Reaction of [RuCl₂(PPh₃)₃] with an excess of Na[SOCPh] or [NH₄][SOCPh] in either acetone or methanol and mer-[RuCl₃(PMe₂Ph)₃] with Na[SOCPh] in acetone gives six-co-ordinate [Ru(SOCPh)₂(PR₃)₂][PR₃= PPh₃(1) or PMe₂Ph (2)] shown by i.r. and ¹H and ³¹P n.m.r. studies to contain tans- and cis-PR₃ groups respectively.

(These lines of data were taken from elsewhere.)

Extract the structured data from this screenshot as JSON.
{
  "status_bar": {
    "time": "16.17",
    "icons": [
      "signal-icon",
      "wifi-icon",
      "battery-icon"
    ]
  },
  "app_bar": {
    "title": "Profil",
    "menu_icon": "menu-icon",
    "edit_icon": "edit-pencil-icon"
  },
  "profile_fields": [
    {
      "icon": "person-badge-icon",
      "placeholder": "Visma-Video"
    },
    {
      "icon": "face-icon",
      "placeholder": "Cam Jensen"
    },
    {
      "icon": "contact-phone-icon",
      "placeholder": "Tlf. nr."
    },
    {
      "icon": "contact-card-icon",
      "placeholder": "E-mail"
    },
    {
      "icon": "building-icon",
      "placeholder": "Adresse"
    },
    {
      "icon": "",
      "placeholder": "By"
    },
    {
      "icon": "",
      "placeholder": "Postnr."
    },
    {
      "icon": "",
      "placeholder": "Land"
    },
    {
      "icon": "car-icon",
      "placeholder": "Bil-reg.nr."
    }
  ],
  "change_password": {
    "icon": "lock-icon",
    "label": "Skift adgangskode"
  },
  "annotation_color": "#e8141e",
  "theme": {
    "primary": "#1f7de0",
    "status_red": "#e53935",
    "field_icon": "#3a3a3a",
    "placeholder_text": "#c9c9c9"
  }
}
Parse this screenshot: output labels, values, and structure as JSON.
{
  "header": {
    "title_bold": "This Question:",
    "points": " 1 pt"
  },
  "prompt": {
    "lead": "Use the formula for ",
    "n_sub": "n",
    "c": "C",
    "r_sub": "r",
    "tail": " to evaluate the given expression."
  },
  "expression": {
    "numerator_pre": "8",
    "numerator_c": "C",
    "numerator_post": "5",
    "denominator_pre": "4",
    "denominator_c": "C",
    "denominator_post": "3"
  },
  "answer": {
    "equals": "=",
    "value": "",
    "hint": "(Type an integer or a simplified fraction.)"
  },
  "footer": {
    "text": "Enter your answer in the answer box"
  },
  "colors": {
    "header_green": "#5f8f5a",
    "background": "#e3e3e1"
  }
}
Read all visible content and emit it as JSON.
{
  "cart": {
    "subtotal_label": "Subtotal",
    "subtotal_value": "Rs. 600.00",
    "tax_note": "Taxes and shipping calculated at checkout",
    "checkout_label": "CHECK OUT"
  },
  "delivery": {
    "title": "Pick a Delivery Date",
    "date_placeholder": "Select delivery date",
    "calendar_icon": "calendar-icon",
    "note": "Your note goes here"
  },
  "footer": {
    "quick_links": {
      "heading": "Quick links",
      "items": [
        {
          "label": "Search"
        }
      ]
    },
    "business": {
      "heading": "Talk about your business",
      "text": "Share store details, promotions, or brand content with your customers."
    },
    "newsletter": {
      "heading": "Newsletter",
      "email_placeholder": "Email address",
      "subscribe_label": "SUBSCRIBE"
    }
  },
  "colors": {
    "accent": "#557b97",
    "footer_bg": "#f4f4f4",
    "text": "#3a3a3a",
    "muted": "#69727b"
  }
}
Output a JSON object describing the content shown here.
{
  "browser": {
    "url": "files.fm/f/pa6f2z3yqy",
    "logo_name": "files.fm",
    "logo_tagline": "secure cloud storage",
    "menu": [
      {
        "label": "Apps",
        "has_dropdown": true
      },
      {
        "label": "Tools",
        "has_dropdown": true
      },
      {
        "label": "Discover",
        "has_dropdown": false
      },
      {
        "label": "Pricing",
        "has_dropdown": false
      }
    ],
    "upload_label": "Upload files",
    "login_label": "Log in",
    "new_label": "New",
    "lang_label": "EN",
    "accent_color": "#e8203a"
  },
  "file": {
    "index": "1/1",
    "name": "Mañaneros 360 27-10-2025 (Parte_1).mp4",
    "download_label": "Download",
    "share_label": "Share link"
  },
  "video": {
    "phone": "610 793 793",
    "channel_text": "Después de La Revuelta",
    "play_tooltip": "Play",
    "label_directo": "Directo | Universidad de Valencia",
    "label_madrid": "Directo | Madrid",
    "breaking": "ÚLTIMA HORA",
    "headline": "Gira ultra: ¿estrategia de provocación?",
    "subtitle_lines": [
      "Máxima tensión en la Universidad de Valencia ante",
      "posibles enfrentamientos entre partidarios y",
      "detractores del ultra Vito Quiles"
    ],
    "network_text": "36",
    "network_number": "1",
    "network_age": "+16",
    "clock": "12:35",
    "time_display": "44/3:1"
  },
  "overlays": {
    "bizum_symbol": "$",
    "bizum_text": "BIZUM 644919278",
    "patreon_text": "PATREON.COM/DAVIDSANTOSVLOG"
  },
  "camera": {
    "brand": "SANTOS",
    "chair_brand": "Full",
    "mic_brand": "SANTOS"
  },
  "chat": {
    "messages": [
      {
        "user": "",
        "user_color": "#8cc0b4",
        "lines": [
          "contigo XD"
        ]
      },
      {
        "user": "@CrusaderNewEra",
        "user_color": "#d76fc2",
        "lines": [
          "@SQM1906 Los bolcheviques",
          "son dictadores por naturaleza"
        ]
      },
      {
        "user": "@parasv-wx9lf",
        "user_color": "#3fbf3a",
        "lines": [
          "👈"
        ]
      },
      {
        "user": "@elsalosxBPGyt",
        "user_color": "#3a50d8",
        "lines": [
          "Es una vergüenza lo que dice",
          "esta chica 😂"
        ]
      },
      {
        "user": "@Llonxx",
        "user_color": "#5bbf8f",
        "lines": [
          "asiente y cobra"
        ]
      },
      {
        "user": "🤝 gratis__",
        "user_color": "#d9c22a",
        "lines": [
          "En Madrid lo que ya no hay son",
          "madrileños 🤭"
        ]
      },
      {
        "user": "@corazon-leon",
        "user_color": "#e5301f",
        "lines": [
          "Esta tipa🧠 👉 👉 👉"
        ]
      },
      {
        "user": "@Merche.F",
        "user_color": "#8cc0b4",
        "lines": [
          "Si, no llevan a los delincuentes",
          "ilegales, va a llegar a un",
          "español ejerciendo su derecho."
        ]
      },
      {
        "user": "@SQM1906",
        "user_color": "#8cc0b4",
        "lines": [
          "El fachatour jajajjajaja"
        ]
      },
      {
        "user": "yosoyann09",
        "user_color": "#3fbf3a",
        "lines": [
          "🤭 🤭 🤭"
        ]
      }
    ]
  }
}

Support for these conclusions comes from the reactions of (1) and (2) with various Lewis bases which give [Ru(SOCPh)₂(PR₃)₂L₂][PR₃= PPh₃, L = CO or NH₃(3a); PR₃= PMe₂Ph, L = CO, NH₃ or NH₂Et (3b)], shown by spectroscopic methods to have trans-S-bonded [SOCPh]- groups with trans-PPh₃, trans-L (3a), and cis-PMe₂ Ph, cis-L (3b) groups respectively. In contrast, reaction of mer-[RuCl₃(PMe₂Ph)₃] with excess of [NH₄]-[ SOCPh] in acetone gives a nitrogen-containing product (4) shown by X-ray analysis to be [Ru(SOCPh)₂-{HNC(Me)CH₂CMe₂NH₂}(PMe₂Ph)₂]. The crystals are orthorhombic, space group Pna2₁ with a= 23.899(2), b= 11.163(1), and c= 13.889(3)Å. Finally, a mechanism of formation of (4) is suggested involving condensation of the diammine complex (3b) with mesityl oxide.